Integrity. All the mayoral candidates in this fall's civic election are promising to deliver more of it.
It's not hard to see why. Soon-to-be-former-mayor Sam Katz will leave a trail of ethical and moral transgressions in his wake when he retires from politics this fall. The crescendo to date was a decision by Manitoba Justice to forward three audits of city real estate deals to the RCMP for consideration. But what does "more integrity" really mean, and how exactly are we going find more of it at city hall, an institution that has shown nothing less than utter contempt for the concept?
Several candidates have already delivered their ideas for improving integrity, transparency and accountability.
Judy Wasylycia-Leis wants to convert the civic auditor general into a new, enhanced agency that would investigate legal and ethical conflicts.

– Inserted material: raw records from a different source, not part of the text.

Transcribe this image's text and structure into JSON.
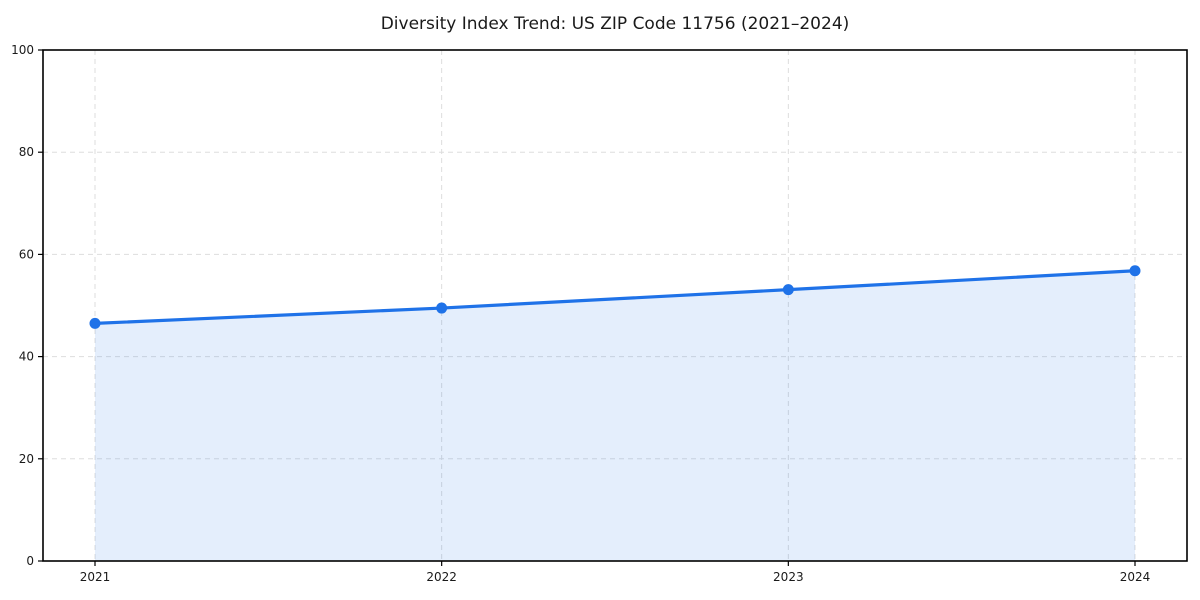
{
  "chart_data": {
    "type": "area",
    "title": "Diversity Index Trend: US ZIP Code 11756 (2021–2024)",
    "categories": [
      "2021",
      "2022",
      "2023",
      "2024"
    ],
    "series": [
      {
        "name": "Diversity Index",
        "values": [
          46.5,
          49.5,
          53.1,
          56.8
        ]
      }
    ],
    "xlabel": "",
    "ylabel": "",
    "ylim": [
      0,
      100
    ],
    "yticks": [
      0,
      20,
      40,
      60,
      80,
      100
    ],
    "grid": true,
    "grid_style": "dashed",
    "legend_position": "none",
    "colors": {
      "line": "#1f72e8",
      "marker": "#1f72e8",
      "fill": "#1f72e8",
      "fill_opacity": "0.12",
      "grid": "#dddddd",
      "axis": "#000000",
      "text": "#1a1a1a",
      "background": "#ffffff"
    }
  }
}
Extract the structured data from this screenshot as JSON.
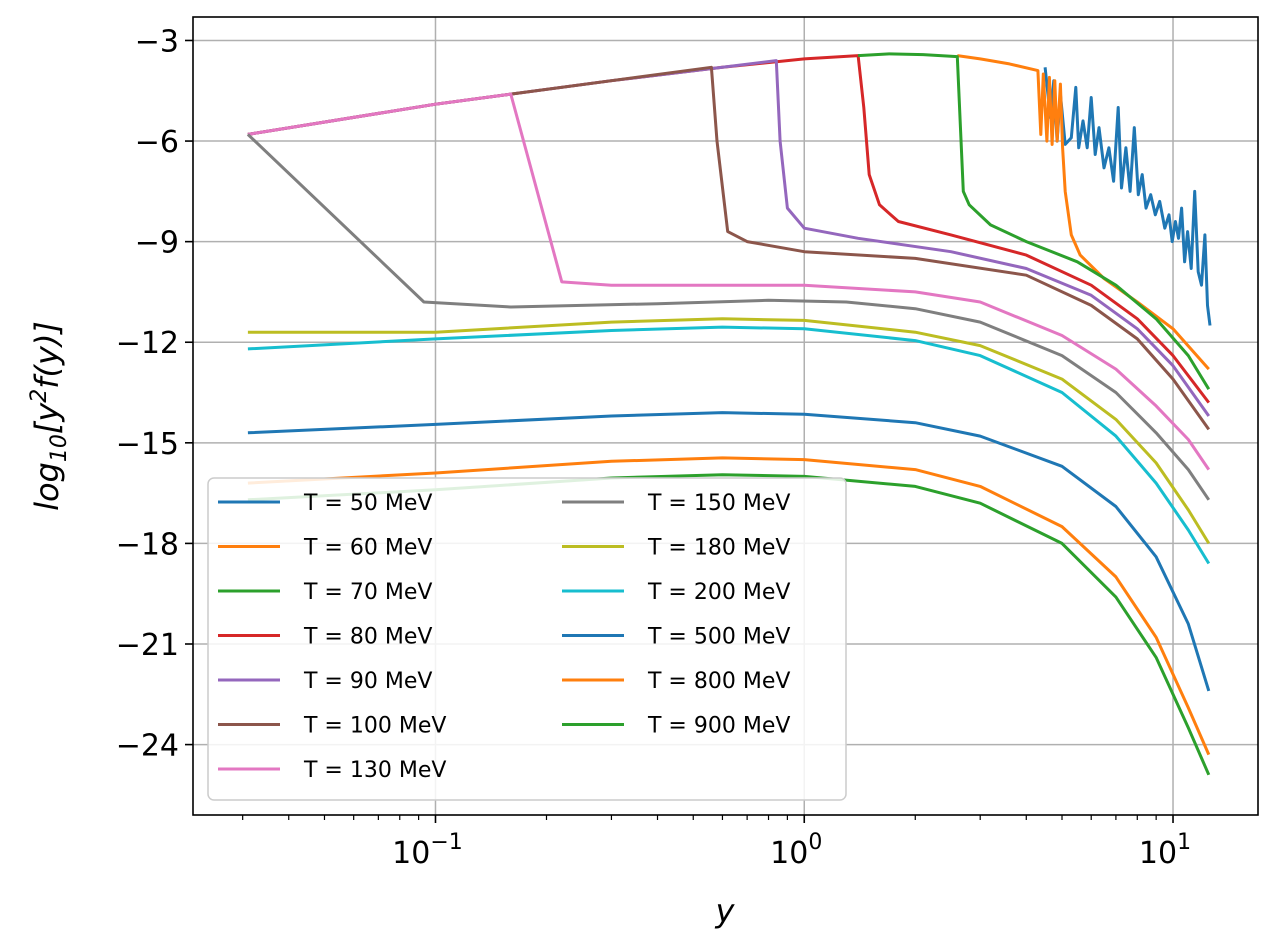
{
  "chart_data": {
    "type": "line",
    "title": "",
    "xlabel": "y",
    "ylabel": "log10[y^2 f(y)]",
    "xscale": "log",
    "xlim": [
      0.022,
      17
    ],
    "ylim": [
      -26.1,
      -2.3
    ],
    "grid": true,
    "legend_placement": "lower-left",
    "legend_columns": 2,
    "x_ticks": [
      {
        "value": 0.1,
        "base": "10",
        "exp": "−1"
      },
      {
        "value": 1,
        "base": "10",
        "exp": "0"
      },
      {
        "value": 10,
        "base": "10",
        "exp": "1"
      }
    ],
    "y_ticks": [
      {
        "value": -3,
        "label": "−3"
      },
      {
        "value": -6,
        "label": "−6"
      },
      {
        "value": -9,
        "label": "−9"
      },
      {
        "value": -12,
        "label": "−12"
      },
      {
        "value": -15,
        "label": "−15"
      },
      {
        "value": -18,
        "label": "−18"
      },
      {
        "value": -21,
        "label": "−21"
      },
      {
        "value": -24,
        "label": "−24"
      }
    ],
    "series": [
      {
        "name": "T = 50 MeV",
        "color": "#1f77b4",
        "points": [
          [
            0.031,
            -14.7
          ],
          [
            0.1,
            -14.45
          ],
          [
            0.3,
            -14.2
          ],
          [
            0.6,
            -14.1
          ],
          [
            1.0,
            -14.15
          ],
          [
            2.0,
            -14.4
          ],
          [
            3.0,
            -14.8
          ],
          [
            5.0,
            -15.7
          ],
          [
            7.0,
            -16.9
          ],
          [
            9.0,
            -18.4
          ],
          [
            11.0,
            -20.4
          ],
          [
            12.5,
            -22.4
          ]
        ]
      },
      {
        "name": "T = 60 MeV",
        "color": "#ff7f0e",
        "points": [
          [
            0.031,
            -16.2
          ],
          [
            0.1,
            -15.9
          ],
          [
            0.3,
            -15.55
          ],
          [
            0.6,
            -15.45
          ],
          [
            1.0,
            -15.5
          ],
          [
            2.0,
            -15.8
          ],
          [
            3.0,
            -16.3
          ],
          [
            5.0,
            -17.5
          ],
          [
            7.0,
            -19.0
          ],
          [
            9.0,
            -20.8
          ],
          [
            11.0,
            -22.9
          ],
          [
            12.5,
            -24.3
          ]
        ]
      },
      {
        "name": "T = 70 MeV",
        "color": "#2ca02c",
        "points": [
          [
            0.031,
            -16.7
          ],
          [
            0.1,
            -16.4
          ],
          [
            0.3,
            -16.05
          ],
          [
            0.6,
            -15.95
          ],
          [
            1.0,
            -16.0
          ],
          [
            2.0,
            -16.3
          ],
          [
            3.0,
            -16.8
          ],
          [
            5.0,
            -18.0
          ],
          [
            7.0,
            -19.6
          ],
          [
            9.0,
            -21.4
          ],
          [
            11.0,
            -23.5
          ],
          [
            12.5,
            -24.9
          ]
        ]
      },
      {
        "name": "T = 80 MeV",
        "color": "#d62728",
        "points": [
          [
            0.031,
            -5.8
          ],
          [
            0.1,
            -4.9
          ],
          [
            0.3,
            -4.2
          ],
          [
            0.6,
            -3.8
          ],
          [
            1.0,
            -3.55
          ],
          [
            1.4,
            -3.45
          ],
          [
            1.45,
            -5.0
          ],
          [
            1.5,
            -7.0
          ],
          [
            1.6,
            -7.9
          ],
          [
            1.8,
            -8.4
          ],
          [
            2.5,
            -8.8
          ],
          [
            4.0,
            -9.4
          ],
          [
            6.0,
            -10.3
          ],
          [
            8.0,
            -11.3
          ],
          [
            10.0,
            -12.4
          ],
          [
            12.5,
            -13.8
          ]
        ]
      },
      {
        "name": "T = 90 MeV",
        "color": "#9467bd",
        "points": [
          [
            0.031,
            -5.8
          ],
          [
            0.1,
            -4.9
          ],
          [
            0.3,
            -4.2
          ],
          [
            0.6,
            -3.8
          ],
          [
            0.84,
            -3.6
          ],
          [
            0.86,
            -6.0
          ],
          [
            0.9,
            -8.0
          ],
          [
            1.0,
            -8.6
          ],
          [
            1.4,
            -8.9
          ],
          [
            2.5,
            -9.3
          ],
          [
            4.0,
            -9.8
          ],
          [
            6.0,
            -10.6
          ],
          [
            8.0,
            -11.6
          ],
          [
            10.0,
            -12.7
          ],
          [
            12.5,
            -14.2
          ]
        ]
      },
      {
        "name": "T = 100 MeV",
        "color": "#8c564b",
        "points": [
          [
            0.031,
            -5.8
          ],
          [
            0.1,
            -4.9
          ],
          [
            0.3,
            -4.2
          ],
          [
            0.56,
            -3.8
          ],
          [
            0.58,
            -6.0
          ],
          [
            0.62,
            -8.7
          ],
          [
            0.7,
            -9.0
          ],
          [
            1.0,
            -9.3
          ],
          [
            2.0,
            -9.5
          ],
          [
            4.0,
            -10.0
          ],
          [
            6.0,
            -10.9
          ],
          [
            8.0,
            -11.9
          ],
          [
            10.0,
            -13.1
          ],
          [
            12.5,
            -14.6
          ]
        ]
      },
      {
        "name": "T = 130 MeV",
        "color": "#e377c2",
        "points": [
          [
            0.031,
            -5.8
          ],
          [
            0.1,
            -4.9
          ],
          [
            0.16,
            -4.6
          ],
          [
            0.22,
            -10.2
          ],
          [
            0.3,
            -10.3
          ],
          [
            1.0,
            -10.3
          ],
          [
            2.0,
            -10.5
          ],
          [
            3.0,
            -10.8
          ],
          [
            5.0,
            -11.8
          ],
          [
            7.0,
            -12.8
          ],
          [
            9.0,
            -13.9
          ],
          [
            11.0,
            -14.9
          ],
          [
            12.5,
            -15.8
          ]
        ]
      },
      {
        "name": "T = 150 MeV",
        "color": "#7f7f7f",
        "points": [
          [
            0.031,
            -5.8
          ],
          [
            0.093,
            -10.8
          ],
          [
            0.16,
            -10.95
          ],
          [
            0.4,
            -10.85
          ],
          [
            0.8,
            -10.75
          ],
          [
            1.3,
            -10.8
          ],
          [
            2.0,
            -11.0
          ],
          [
            3.0,
            -11.4
          ],
          [
            5.0,
            -12.4
          ],
          [
            7.0,
            -13.5
          ],
          [
            9.0,
            -14.7
          ],
          [
            11.0,
            -15.8
          ],
          [
            12.5,
            -16.7
          ]
        ]
      },
      {
        "name": "T = 180 MeV",
        "color": "#bcbd22",
        "points": [
          [
            0.031,
            -11.7
          ],
          [
            0.1,
            -11.7
          ],
          [
            0.3,
            -11.4
          ],
          [
            0.6,
            -11.3
          ],
          [
            1.0,
            -11.35
          ],
          [
            2.0,
            -11.7
          ],
          [
            3.0,
            -12.1
          ],
          [
            5.0,
            -13.1
          ],
          [
            7.0,
            -14.3
          ],
          [
            9.0,
            -15.6
          ],
          [
            11.0,
            -17.0
          ],
          [
            12.5,
            -18.0
          ]
        ]
      },
      {
        "name": "T = 200 MeV",
        "color": "#17becf",
        "points": [
          [
            0.031,
            -12.2
          ],
          [
            0.1,
            -11.9
          ],
          [
            0.3,
            -11.65
          ],
          [
            0.6,
            -11.55
          ],
          [
            1.0,
            -11.6
          ],
          [
            2.0,
            -11.95
          ],
          [
            3.0,
            -12.4
          ],
          [
            5.0,
            -13.5
          ],
          [
            7.0,
            -14.8
          ],
          [
            9.0,
            -16.2
          ],
          [
            11.0,
            -17.6
          ],
          [
            12.5,
            -18.6
          ]
        ]
      },
      {
        "name": "T = 500 MeV",
        "color": "#1f77b4",
        "points": [
          [
            4.5,
            -3.8
          ],
          [
            4.65,
            -5.3
          ],
          [
            4.75,
            -4.2
          ],
          [
            4.85,
            -6.0
          ],
          [
            4.95,
            -4.6
          ],
          [
            5.1,
            -6.1
          ],
          [
            5.3,
            -5.9
          ],
          [
            5.45,
            -4.4
          ],
          [
            5.55,
            -6.2
          ],
          [
            5.7,
            -5.4
          ],
          [
            5.85,
            -6.2
          ],
          [
            6.0,
            -4.7
          ],
          [
            6.15,
            -6.4
          ],
          [
            6.3,
            -5.6
          ],
          [
            6.5,
            -6.8
          ],
          [
            6.7,
            -6.2
          ],
          [
            6.9,
            -7.2
          ],
          [
            7.1,
            -5.0
          ],
          [
            7.25,
            -7.4
          ],
          [
            7.45,
            -6.2
          ],
          [
            7.65,
            -7.5
          ],
          [
            7.85,
            -5.6
          ],
          [
            8.05,
            -7.6
          ],
          [
            8.25,
            -7.0
          ],
          [
            8.45,
            -8.0
          ],
          [
            8.7,
            -7.6
          ],
          [
            8.95,
            -8.2
          ],
          [
            9.2,
            -7.8
          ],
          [
            9.5,
            -8.6
          ],
          [
            9.75,
            -8.2
          ],
          [
            9.95,
            -9.0
          ],
          [
            10.15,
            -8.4
          ],
          [
            10.35,
            -8.9
          ],
          [
            10.55,
            -8.0
          ],
          [
            10.75,
            -9.6
          ],
          [
            10.95,
            -8.7
          ],
          [
            11.2,
            -9.8
          ],
          [
            11.45,
            -7.5
          ],
          [
            11.7,
            -9.9
          ],
          [
            11.95,
            -10.3
          ],
          [
            12.2,
            -8.8
          ],
          [
            12.4,
            -10.9
          ],
          [
            12.6,
            -11.5
          ]
        ]
      },
      {
        "name": "T = 800 MeV",
        "color": "#ff7f0e",
        "points": [
          [
            2.6,
            -3.45
          ],
          [
            3.0,
            -3.55
          ],
          [
            3.6,
            -3.7
          ],
          [
            4.3,
            -3.9
          ],
          [
            4.38,
            -5.8
          ],
          [
            4.45,
            -4.0
          ],
          [
            4.55,
            -6.0
          ],
          [
            4.62,
            -4.1
          ],
          [
            4.7,
            -6.1
          ],
          [
            4.78,
            -4.2
          ],
          [
            4.85,
            -6.0
          ],
          [
            4.95,
            -4.3
          ],
          [
            5.02,
            -6.2
          ],
          [
            5.1,
            -7.5
          ],
          [
            5.3,
            -8.8
          ],
          [
            5.6,
            -9.4
          ],
          [
            6.5,
            -10.1
          ],
          [
            8.0,
            -10.8
          ],
          [
            10.0,
            -11.6
          ],
          [
            12.5,
            -12.8
          ]
        ]
      },
      {
        "name": "T = 900 MeV",
        "color": "#2ca02c",
        "points": [
          [
            1.4,
            -3.45
          ],
          [
            1.7,
            -3.4
          ],
          [
            2.1,
            -3.42
          ],
          [
            2.6,
            -3.48
          ],
          [
            2.65,
            -5.5
          ],
          [
            2.7,
            -7.5
          ],
          [
            2.8,
            -7.9
          ],
          [
            3.2,
            -8.5
          ],
          [
            4.0,
            -9.0
          ],
          [
            5.5,
            -9.6
          ],
          [
            7.0,
            -10.3
          ],
          [
            9.0,
            -11.3
          ],
          [
            11.0,
            -12.4
          ],
          [
            12.5,
            -13.4
          ]
        ]
      }
    ]
  }
}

Brian Bowman promised less secrecy in debates and decision-making at city hall. Robert-Falcon Ouellette would create a conflict-of-interest commissioner to advise council on rules and laws.
There are some promising nuggets in these proposals. Unfortunately, this is a very big problem that requires a very big solution; a solution that has so far evaded this crop of candidates.
Where can we turn? Local government is a creation of the provincial legislature. Provinces are also responsible for the laws needed to ensure responsible local government.
To date, however, the NDP government has been little more than a bystander to the chicanery at city hall. As concerns mounted about Katz and his relationship to certain developers, the province did nothing. Manitoba Justice did forward the real-estate audits to the RCMP. But the province has otherwise been unwilling to enter the maelstrom, concerned about political blowback from a fight with Katz and his allies.
The good news is this fall, following the civic vote, the province will have its best chance yet to deal with this issue. With no incumbent in the race, a new mayor with a clean slate will be taking over city hall. This is an opportunity to revamp provincial law and create a new office with new powers to ensure future transgressions are properly investigated.
The province could start with the Municipal Council Conflict of Interest Act, an outdated, incomplete, wholly inadequate joke of a law.
The law outlines a very limited number of potential conflicts of interest that are, in the modern context, desperately thin. It focuses mostly on elected officials doing business with people they know. However, if Katz proved anything, it is a definition like that does not even begin to cover the array of conflicts some politicians can conjure.
The current act does not contain details on where to make a complaint, or who or what should investigate that complaint. In fact, the words "investigate" and "prosecute" do not appear anywhere in the text of the act.
The only penalty for being found guilty is expulsion from office.
The consequence of a law like this is that only very few of the many ethical and moral concerns that arise over dealings involving municipal officials ever get the attention they deserve. Some do make their way to the office of the provincial auditor general; many more die when complainants realize there is nowhere, and no one, to turn to.
To understand just how useless this law really is, one need only look at the recent court battle between Katz and restaurateur Joe Chan.
Chan alleged a conflict of interest when the city paid to hold a staff party at a restaurant Katz owned at the time.
A Court of Queen's Bench judge rejected the complaint on the basis the law only applied to decisions of council. The Manitoba Court of Appeal disagreed with that opinion, but noted there was not enough evidence to prove Katz was directly involved in the decision to hold the party at his restaurant.
In the lower court decision, however, the judge also said Katz demonstrated "bad political and ethical behaviour." Unfortunately, the judge continued, the only penalty available -- being thrown out of office -- was "utterly disproportionate" for the alleged violation.
In the fall session of the legislature, which will be convened after the October civic elections, the province should table a modernized municipal conflict-of-interest law and create a new complaint and investigatory body to assess specific cases and prescribe penalties.
Post civic vote, the province would have the comfort of introducing these changes without having to comment on, or wade into, any specific charge against any specific politician.
Let's think of the possibilities.
A new mayor. A clean slate. A chance to ensure municipal politicians who want to bend rules, cut corners or otherwise take advantage of a vague, ineffective law are held to account.
That would ensure regardless of who becomes mayor in October, the citizens are the real winners.